Tuesday, November 24, 2009

Living Well

Janice Kiecolt-Glaser: The Risks of Marital Discord

Not surprisingly, hostility brings on the stress hormones

Posted January 26, 2009

Is marital strife bad for your health? And is there a difference between women and men in their marital strife risk?

Janice Kiecolt-Glaser: Marital strife can do more than make you heartsick. In studies from our lab where we asked couples to discuss a disagreement, those couples whose disagreements were more nasty or hostile showed much larger increases in stress hormones like epinephrine and norepinephrine during and after the argument, with wives showing much bigger changes than husbands. In one of our projects we created small blister wounds on our participants' arms to study how interpersonal stress affected wound healing. The wounds of couples who were nastier to each other while trying to resolve a disagreement took longer to heal than those of couples who could discuss their differences amiably.

Research observing medical populations has confirmed the experimental studies in individuals.
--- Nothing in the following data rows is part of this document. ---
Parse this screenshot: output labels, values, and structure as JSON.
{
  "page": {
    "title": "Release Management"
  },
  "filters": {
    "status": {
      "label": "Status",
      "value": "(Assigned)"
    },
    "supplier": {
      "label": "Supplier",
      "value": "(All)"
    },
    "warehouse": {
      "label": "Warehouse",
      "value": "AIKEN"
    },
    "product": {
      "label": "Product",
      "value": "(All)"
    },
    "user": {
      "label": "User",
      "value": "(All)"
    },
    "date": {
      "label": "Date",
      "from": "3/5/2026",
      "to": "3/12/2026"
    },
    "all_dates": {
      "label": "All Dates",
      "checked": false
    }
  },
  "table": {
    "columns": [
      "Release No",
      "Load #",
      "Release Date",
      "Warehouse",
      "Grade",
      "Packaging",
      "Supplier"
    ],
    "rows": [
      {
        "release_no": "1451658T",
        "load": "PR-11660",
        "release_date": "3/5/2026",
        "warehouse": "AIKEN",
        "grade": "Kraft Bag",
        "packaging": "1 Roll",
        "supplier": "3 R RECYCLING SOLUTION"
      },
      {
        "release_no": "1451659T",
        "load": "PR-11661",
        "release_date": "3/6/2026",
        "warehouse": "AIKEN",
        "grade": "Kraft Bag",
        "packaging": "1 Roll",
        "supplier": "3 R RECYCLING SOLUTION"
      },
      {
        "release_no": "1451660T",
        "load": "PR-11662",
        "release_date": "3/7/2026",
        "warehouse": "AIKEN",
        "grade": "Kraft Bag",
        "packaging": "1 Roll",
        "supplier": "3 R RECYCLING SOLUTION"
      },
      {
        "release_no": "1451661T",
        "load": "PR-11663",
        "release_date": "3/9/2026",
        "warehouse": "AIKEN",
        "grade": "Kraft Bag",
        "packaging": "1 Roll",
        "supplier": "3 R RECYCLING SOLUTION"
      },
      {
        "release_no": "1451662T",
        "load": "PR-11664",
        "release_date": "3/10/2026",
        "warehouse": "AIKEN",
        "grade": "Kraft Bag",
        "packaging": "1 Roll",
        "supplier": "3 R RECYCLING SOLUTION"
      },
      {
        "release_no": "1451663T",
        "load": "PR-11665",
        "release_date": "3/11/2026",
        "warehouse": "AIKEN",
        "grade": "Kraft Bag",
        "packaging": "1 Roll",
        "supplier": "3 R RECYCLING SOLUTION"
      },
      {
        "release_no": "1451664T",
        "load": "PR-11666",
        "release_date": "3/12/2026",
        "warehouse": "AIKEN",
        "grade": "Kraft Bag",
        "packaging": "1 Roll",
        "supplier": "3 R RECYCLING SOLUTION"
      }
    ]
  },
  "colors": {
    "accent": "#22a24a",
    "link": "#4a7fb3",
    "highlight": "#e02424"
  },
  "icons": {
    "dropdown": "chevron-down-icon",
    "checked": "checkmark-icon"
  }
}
In a Swedish study of women with coronary heart disease, the risk of recurrent coronary events (cardiac death, acute myocardial infarction, and revascularization procedures) was three times as great among women who had severe marital problems as for those who were happy. In another study, women who were unhappy in their marriages accumulated more plaque in their carotid arteries (which supply blood to the brain) 11 to 14 years later than women who were happy. And among patients with congestive heart failure, better marital quality predicted higher four-year patient survival as well as lower levels of illness severity—with bigger differences for women than men. So a troubled marriage may be bad for your heart in more ways than you realize.